As it happened, that boss was walking by where George was eating lunch and noticed that George had painted his hard hat pink. “What the hell is that, Edwards,” he asked?

“Painted it to look like your bald head,” George answered. “I have to help those guys learn a tough trade, and all you’re doing is screwing stuff up---leave them alone and then I’ll repaint it!”

“You have until end of lunch break to paint it back or you’re fired,” yelled boss!

Guess we all know now whether George jumped right up and painted that hat back or not!

However, US Steel now had a real problem. They didn’t have a Machinist Instructor they needed.  They had a whole bunch of pissed off young apprentices and now the Cleveland newspaper had an inner, front-page piece on this guy with a perfect record, on a key job with 30 years seniority who had been fired by US Steel because they didn’t like the color of his hard hat. This was a big negative and they needed out from under it!
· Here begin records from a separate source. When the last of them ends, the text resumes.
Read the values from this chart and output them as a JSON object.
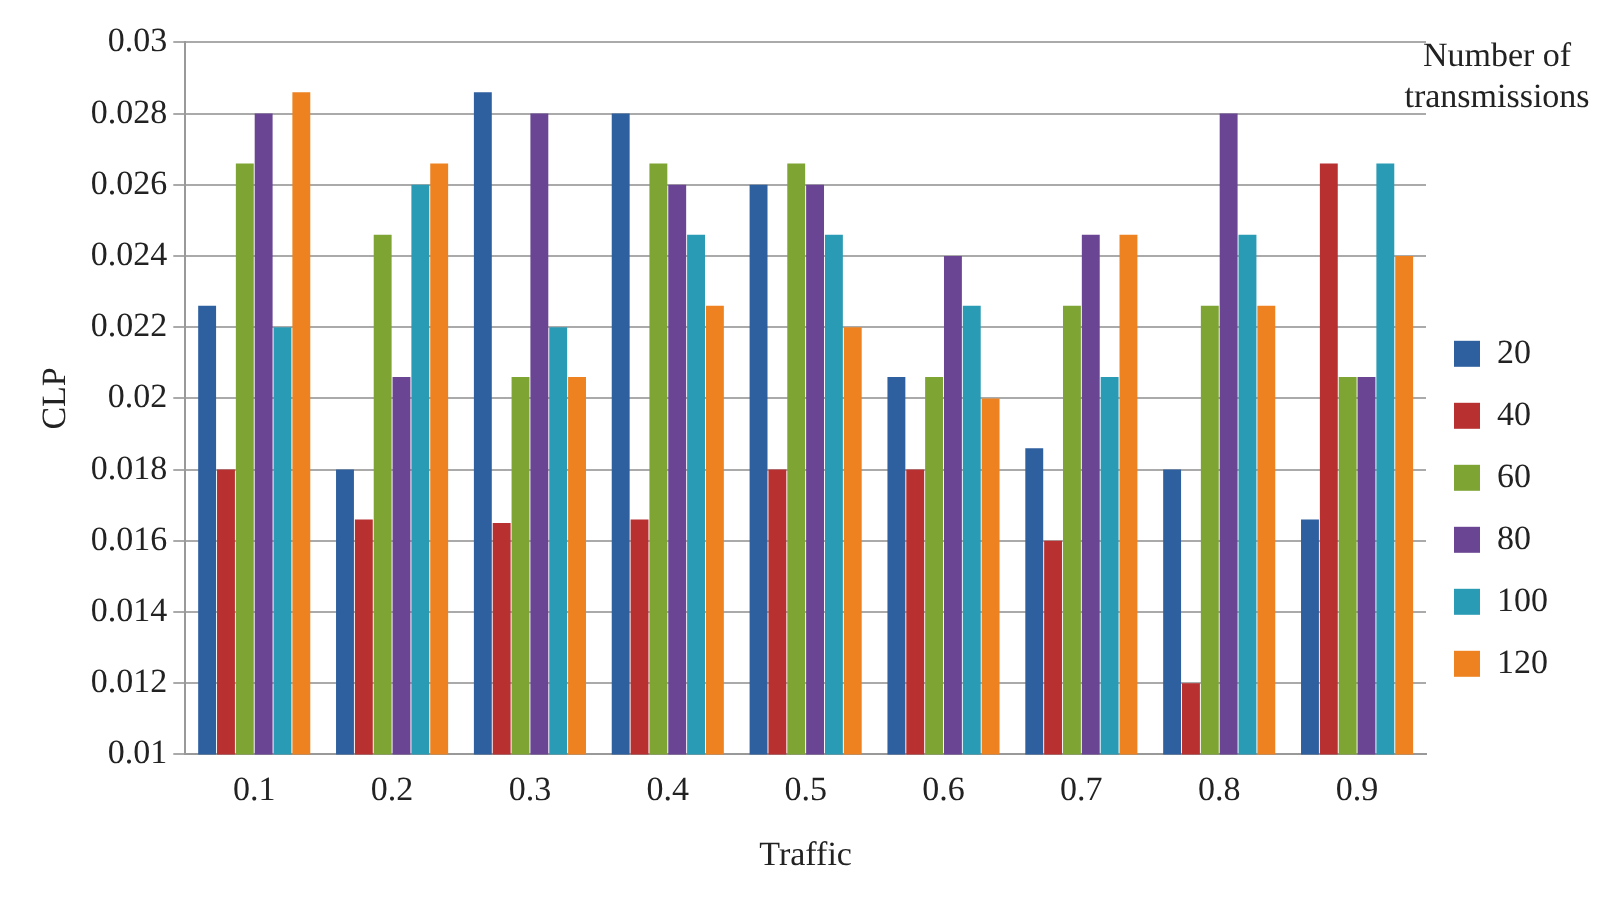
{
  "chart_data": {
    "type": "bar",
    "xlabel": "Traffic",
    "ylabel": "CLP",
    "legend_title": "Number of transmissions",
    "categories": [
      "0.1",
      "0.2",
      "0.3",
      "0.4",
      "0.5",
      "0.6",
      "0.7",
      "0.8",
      "0.9"
    ],
    "series": [
      {
        "name": "20",
        "color": "#2e5f9e",
        "values": [
          0.0226,
          0.018,
          0.0286,
          0.028,
          0.026,
          0.0206,
          0.0186,
          0.018,
          0.0166
        ]
      },
      {
        "name": "40",
        "color": "#b83030",
        "values": [
          0.018,
          0.0166,
          0.0165,
          0.0166,
          0.018,
          0.018,
          0.016,
          0.012,
          0.0266
        ]
      },
      {
        "name": "60",
        "color": "#7ea434",
        "values": [
          0.0266,
          0.0246,
          0.0206,
          0.0266,
          0.0266,
          0.0206,
          0.0226,
          0.0226,
          0.0206
        ]
      },
      {
        "name": "80",
        "color": "#6a4594",
        "values": [
          0.028,
          0.0206,
          0.028,
          0.026,
          0.026,
          0.024,
          0.0246,
          0.028,
          0.0206
        ]
      },
      {
        "name": "100",
        "color": "#2a9bb5",
        "values": [
          0.022,
          0.026,
          0.022,
          0.0246,
          0.0246,
          0.0226,
          0.0206,
          0.0246,
          0.0266
        ]
      },
      {
        "name": "120",
        "color": "#ee8220",
        "values": [
          0.0286,
          0.0266,
          0.0206,
          0.0226,
          0.022,
          0.02,
          0.0246,
          0.0226,
          0.024
        ]
      }
    ],
    "ylim": [
      0.01,
      0.03
    ],
    "yticks": [
      0.01,
      0.012,
      0.014,
      0.016,
      0.018,
      0.02,
      0.022,
      0.024,
      0.026,
      0.028,
      0.03
    ],
    "grid": "y",
    "legend": "right"
  }
}
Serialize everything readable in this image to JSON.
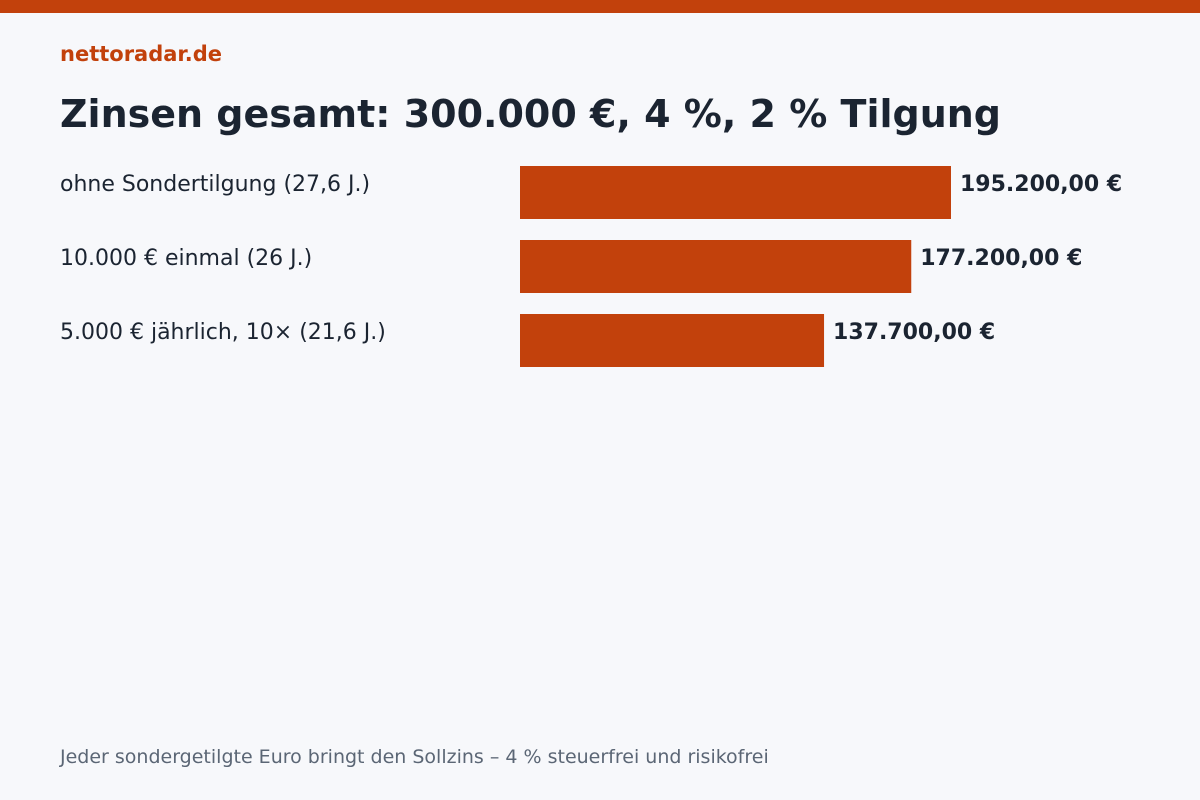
{
  "header": {
    "brand": "nettoradar.de"
  },
  "footer": {
    "note": "Jeder sondergetilgte Euro bringt den Sollzins – 4 % steuerfrei und risikofrei"
  },
  "colors": {
    "accent": "#c2410c",
    "text": "#1b2431",
    "muted": "#5b6675",
    "background": "#f7f8fb"
  },
  "chart_data": {
    "type": "bar",
    "orientation": "horizontal",
    "title": "Zinsen gesamt: 300.000 €, 4 %, 2 % Tilgung",
    "categories": [
      "ohne Sondertilgung (27,6 J.)",
      "10.000 € einmal (26 J.)",
      "5.000 € jährlich, 10× (21,6 J.)"
    ],
    "values": [
      195200,
      177200,
      137700
    ],
    "value_labels": [
      "195.200,00 €",
      "177.200,00 €",
      "137.700,00 €"
    ],
    "xlim": [
      0,
      195200
    ],
    "grid": false,
    "legend": "none",
    "bar_color": "#c2410c"
  }
}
Immediately, the discharge was reduced to a 3-day suspension, which they settled quickly in grievance procedure, with the suspension pulled and George paid for time lost.

More importantly, George got ahold of some of us and helped write up a leaflet calling a meeting to organize a Rank & File Committee. We had a packed room, of mostly young folks, and when we left the room, we had a Rank & File Committee.

The interesting thing, and I think certainly applicable today, is that the “perfect issue” to organize that movement was not at all any of the big ideas we had, it was what the workers wanted to fight about. The important thing that we found was that the most important issue always was what the workers were concerned about. If you were there to help folks out when they needed help, if you’re there with others and bring all our power united to the issue, workers will turn back there when the next issue, and the next one, come up.

As well, from this insignificant little group of steelworkers, developed a multi-racial movement of workers that fought, helped win transfer rights then denied African American workers, right to vote on our contracts, more reps of color, women, and overall, a fighting union that proudly stood for the principles that the SWOC fought for in the first place.

But, before I end this, I do think readers would appreciate one other, related little story.

As that Rank & File movement grew, new committees were set up, expanded, at other mills. At the big Burns Harbor mill, one such committee emerged, with future USW local 6787 president Paul Kaczocha as one of their leaders. At a regional meeting of Rank & File folks in Cleveland, Paul, who was also a machinist brought up that they had some new asshole boss that he heard was from Lorain that was harassing everyone. You guessed it, same guy!

Well, we had a bunch of leftover “George Edwards for President” stickers from the first election the Lorain group had run in. Got those to Paul. The next time we saw him, he laughed like hell.

“You wouldn’t believe it,” he said. “Got the stickers to everyone, every worker in the shop, and when the boss came out for the morning meeting, he opened his mouth, said nothing, shut it and turned around and went back into the office.”

The arm of working-class solidarity is a long one!